After 34 years of working with students who need an extra boost, Mahomet-Seymour High School Support Services Teacher Susan Duling will retire at the end of the 2017 school year.
Duling, who didn’t know she wanted to become a teacher when she began her career, majored in something other than education when she began college. But, after watching her friends work with students in their classrooms, Duling decided to go back to school to finish up the coursework she needed to gain her certification.
“It wasn’t something I wanted to do early on, but I just always enjoyed kids, so I don’t know why it did not cross my mind earlier, but it didn’t,” Duling said.
When Duling decided on a teaching career, she thought she might be interested in social work. While studying social work, she then chose to work in special education.
“I wanted to be able to work with students who had the special needs,” Duling said. “I think working with smaller groups, being able to help students 1-on-1, and establishing that rapport, that relationship that’s what I was really interested in.”
Duling often gets to work with students on her caseload over the course of four years, both inside and outside of the classroom.
“I get them as freshmen, then over the course of the next four years, it’s like ‘Wow!’ I get to see some of the trials that they’ve gone through and I get to see them come through with successes, as well,” she said. “It’s so unique in the fact that we don’t just have them for a year or a semester, and then maybe see them later on like classroom teachers do. We get to see their progress over four years. That’s very rewarding.”
Duling has taught in the Mahomet-Seymour School District for 10 years. She spent 24 years in another district.
Over the course of her career, she has helped students learn the material that they need to learn, but many times, she has also helped them build confidence first.
“A big part of what I need to help them become is more confident,” she said. “To show them you can do this; together we can do this.”
While Duling has also taught her students about kindness and tolerance, she helped to bring “Breakfast of Champions,” a program that celebrates the small things students do, to Mahomet-Seymour High School.

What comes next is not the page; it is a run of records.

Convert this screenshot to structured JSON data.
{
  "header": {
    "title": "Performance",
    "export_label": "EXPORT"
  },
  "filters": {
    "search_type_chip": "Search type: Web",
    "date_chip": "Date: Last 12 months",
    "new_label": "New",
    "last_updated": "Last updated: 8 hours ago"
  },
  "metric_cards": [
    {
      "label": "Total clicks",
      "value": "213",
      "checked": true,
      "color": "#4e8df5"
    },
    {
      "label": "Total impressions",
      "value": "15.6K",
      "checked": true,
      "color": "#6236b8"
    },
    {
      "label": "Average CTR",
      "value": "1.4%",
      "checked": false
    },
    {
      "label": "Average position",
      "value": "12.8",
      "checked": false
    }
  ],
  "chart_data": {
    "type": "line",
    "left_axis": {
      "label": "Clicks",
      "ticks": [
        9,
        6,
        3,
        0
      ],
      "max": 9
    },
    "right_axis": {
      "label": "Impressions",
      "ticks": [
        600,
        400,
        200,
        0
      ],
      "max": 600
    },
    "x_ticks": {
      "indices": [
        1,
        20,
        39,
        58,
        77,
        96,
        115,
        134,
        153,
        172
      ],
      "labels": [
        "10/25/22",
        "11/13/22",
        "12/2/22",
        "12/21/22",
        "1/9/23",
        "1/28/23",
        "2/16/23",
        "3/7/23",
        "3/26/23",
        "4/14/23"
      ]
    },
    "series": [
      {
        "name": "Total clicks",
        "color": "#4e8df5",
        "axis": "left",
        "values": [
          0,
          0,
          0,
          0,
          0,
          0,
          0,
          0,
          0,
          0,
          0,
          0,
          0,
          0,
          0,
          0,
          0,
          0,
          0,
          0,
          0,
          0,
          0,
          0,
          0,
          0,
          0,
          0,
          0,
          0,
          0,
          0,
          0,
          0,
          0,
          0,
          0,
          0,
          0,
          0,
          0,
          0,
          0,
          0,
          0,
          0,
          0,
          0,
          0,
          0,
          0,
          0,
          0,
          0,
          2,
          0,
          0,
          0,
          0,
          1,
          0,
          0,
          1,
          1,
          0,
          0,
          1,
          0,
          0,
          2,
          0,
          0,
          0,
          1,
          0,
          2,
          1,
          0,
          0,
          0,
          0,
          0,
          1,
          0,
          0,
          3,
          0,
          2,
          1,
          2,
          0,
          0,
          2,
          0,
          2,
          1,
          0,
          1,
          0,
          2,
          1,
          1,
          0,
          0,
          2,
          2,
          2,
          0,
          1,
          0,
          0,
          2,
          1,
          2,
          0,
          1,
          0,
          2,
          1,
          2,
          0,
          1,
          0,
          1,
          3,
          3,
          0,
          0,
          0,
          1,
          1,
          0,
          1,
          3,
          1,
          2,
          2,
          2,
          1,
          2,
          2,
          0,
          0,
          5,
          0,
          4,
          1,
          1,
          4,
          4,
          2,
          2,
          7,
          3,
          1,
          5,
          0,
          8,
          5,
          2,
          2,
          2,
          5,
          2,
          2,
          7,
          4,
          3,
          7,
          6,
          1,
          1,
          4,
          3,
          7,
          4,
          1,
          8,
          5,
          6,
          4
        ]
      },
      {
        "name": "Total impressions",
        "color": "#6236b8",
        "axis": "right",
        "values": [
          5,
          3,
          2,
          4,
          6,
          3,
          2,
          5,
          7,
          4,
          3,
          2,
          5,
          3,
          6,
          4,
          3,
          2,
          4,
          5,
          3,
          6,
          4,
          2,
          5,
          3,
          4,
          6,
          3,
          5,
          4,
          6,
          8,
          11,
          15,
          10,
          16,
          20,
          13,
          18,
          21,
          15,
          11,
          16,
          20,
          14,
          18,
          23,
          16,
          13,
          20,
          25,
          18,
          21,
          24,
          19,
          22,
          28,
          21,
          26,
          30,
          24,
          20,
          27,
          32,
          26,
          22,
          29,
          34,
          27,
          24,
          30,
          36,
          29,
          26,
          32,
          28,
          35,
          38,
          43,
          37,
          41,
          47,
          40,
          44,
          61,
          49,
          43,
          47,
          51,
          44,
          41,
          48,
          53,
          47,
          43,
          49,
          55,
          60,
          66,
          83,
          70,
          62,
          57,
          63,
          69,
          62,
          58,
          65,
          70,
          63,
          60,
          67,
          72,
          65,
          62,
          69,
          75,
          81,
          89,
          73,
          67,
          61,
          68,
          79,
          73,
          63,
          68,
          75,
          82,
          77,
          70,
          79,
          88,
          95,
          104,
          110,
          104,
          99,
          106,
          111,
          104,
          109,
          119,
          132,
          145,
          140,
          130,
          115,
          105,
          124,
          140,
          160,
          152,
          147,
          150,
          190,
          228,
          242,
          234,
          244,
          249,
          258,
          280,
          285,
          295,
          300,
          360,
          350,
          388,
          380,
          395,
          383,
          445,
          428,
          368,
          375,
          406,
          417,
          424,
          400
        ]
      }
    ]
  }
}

“I think almost every time I go to (the Breakfast of Champions) I have some tears. It’s important to recognize the students who are the top performers; they need that recognition, too. But so often it’s the kids who go about their daily business, they do good things, but they don’t get a lot of recognition for just doing what they should be doing: doing the right things, being kind to people.”
“I think we all need to say, you’ve done a really good job,” she continued. “And that’s why those stories are so meaningful. And the parents, brothers, sisters and grandparents need to hear that. They deserve a pat on the back.”
Duling said she has enjoyed working at Mahomet-Seymour High School over the last 10 years. She said the administration has been very supportive of the teachers needs, and the staff she works with has helped her to grow.
After retirement, Duling plans to help her son, who lives in Minnesota, get ready to be married this summer. And she is excited to have more time to cheer on Northern Illinois University, where her son works in the athletic department.
Duling has also made a list of things she’d like to try in retirement: hobbies she’s interested in and places she’d like to travel. Most of all, she’s just excited to have more flexibility with her time.